The Panel completed its work in July and CMS just published the final report from the Panel. We did good work, our recommendations were heard!
Important to us, People at the Center of Care, are the following recommendations:
- CMS should support measure developers, for example, by promoting the development of a toolkit to assist developers with patient and caregiver engagement. Companies and researchers that develop measures have just begun to learn how to engage patients and caregivers in the work of creating and testing quality measures. They need a roadmap (toolkit). The toolkit should include project planning that includes patient advisors, orientation for patient advisors, guides that researchers can use to recruit patient advisors, communication tools that patient advisors can understand and find.
- Patients and caregivers need to be engaged in all aspects of measure development from priority setting to reevaluation. Just like in any aspect of health care, patient and caregiver experts need a seat at the table of governance, design, testing, sharing and learning.
- Priorities for measures should be based on domains or conditions, not clinical settings or programs. Often measures are hospital-based or office-based. Yet, as patients and caregivers know, care occurs across settings and involves a team of professionals. The measures should reflect that span of care. For example, rather than developing measures intended for hospitals or eligible providers, CMS would focus instead on a clinical domain such as osteoarthritis. In targeting osteoarthritis holistically, CMS can develop measures that track patients across the continuum of care they receive for that condition—developing measures that assess performance among the primary care providers, radiologists, pathologists, rheumatologists, orthopedic surgeons, and other clinicians that might be involved in the treatment of that condition.

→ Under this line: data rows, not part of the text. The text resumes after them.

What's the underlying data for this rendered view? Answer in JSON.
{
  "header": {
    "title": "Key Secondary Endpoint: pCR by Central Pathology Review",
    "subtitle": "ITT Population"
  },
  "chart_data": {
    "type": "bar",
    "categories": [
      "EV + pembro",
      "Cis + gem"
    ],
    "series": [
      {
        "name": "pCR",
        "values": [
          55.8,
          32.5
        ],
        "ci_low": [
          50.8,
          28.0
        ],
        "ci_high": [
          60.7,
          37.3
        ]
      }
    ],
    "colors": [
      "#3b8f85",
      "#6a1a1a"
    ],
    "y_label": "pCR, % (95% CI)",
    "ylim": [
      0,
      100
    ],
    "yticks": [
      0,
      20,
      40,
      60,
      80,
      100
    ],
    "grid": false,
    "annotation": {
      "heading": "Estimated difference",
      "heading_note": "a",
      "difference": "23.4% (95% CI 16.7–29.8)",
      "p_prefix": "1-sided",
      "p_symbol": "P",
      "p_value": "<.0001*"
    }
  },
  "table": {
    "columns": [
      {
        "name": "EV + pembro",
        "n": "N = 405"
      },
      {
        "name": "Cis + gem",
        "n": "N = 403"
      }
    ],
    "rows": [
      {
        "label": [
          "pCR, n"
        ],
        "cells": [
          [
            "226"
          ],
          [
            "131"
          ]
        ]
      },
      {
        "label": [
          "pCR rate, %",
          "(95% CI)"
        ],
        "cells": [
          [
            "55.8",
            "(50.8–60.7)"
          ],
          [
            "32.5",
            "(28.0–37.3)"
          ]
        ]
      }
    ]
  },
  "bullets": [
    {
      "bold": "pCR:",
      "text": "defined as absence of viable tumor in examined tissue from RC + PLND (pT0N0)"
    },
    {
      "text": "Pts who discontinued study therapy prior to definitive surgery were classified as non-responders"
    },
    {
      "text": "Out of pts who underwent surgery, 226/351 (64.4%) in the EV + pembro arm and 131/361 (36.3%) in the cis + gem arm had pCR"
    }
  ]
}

The good news is that CMS has already published Requests for Proposals (RFP) about including patient advisors in the measure development process. The bad news is that these RFPs do not expect patient experts to be paid for their work by measure developers. Currently, CMS expects that participants in Technical Expert Panels work pro bono or be subsidized by their employers. Measure development companies, academia, and national advocacy organizations willingly have their employees volunteer with CMS since they benefit from the networking connection, early intelligence, and addition to their resumes or websites. They are still paid their salary for the work. On the other hand, patient experts, included in measure development are usually not so employed and are not compensated for their time. This is not reasonable or equitable. Expertise has value and should be compensated. I am not paid for my work with CMS. I don’t care about padding my resume. I don’t need a better network – part of my value is my network. My time and skill are valuable. Oh well, one step at a time. PCORI gets it. We have more work to do with CMS.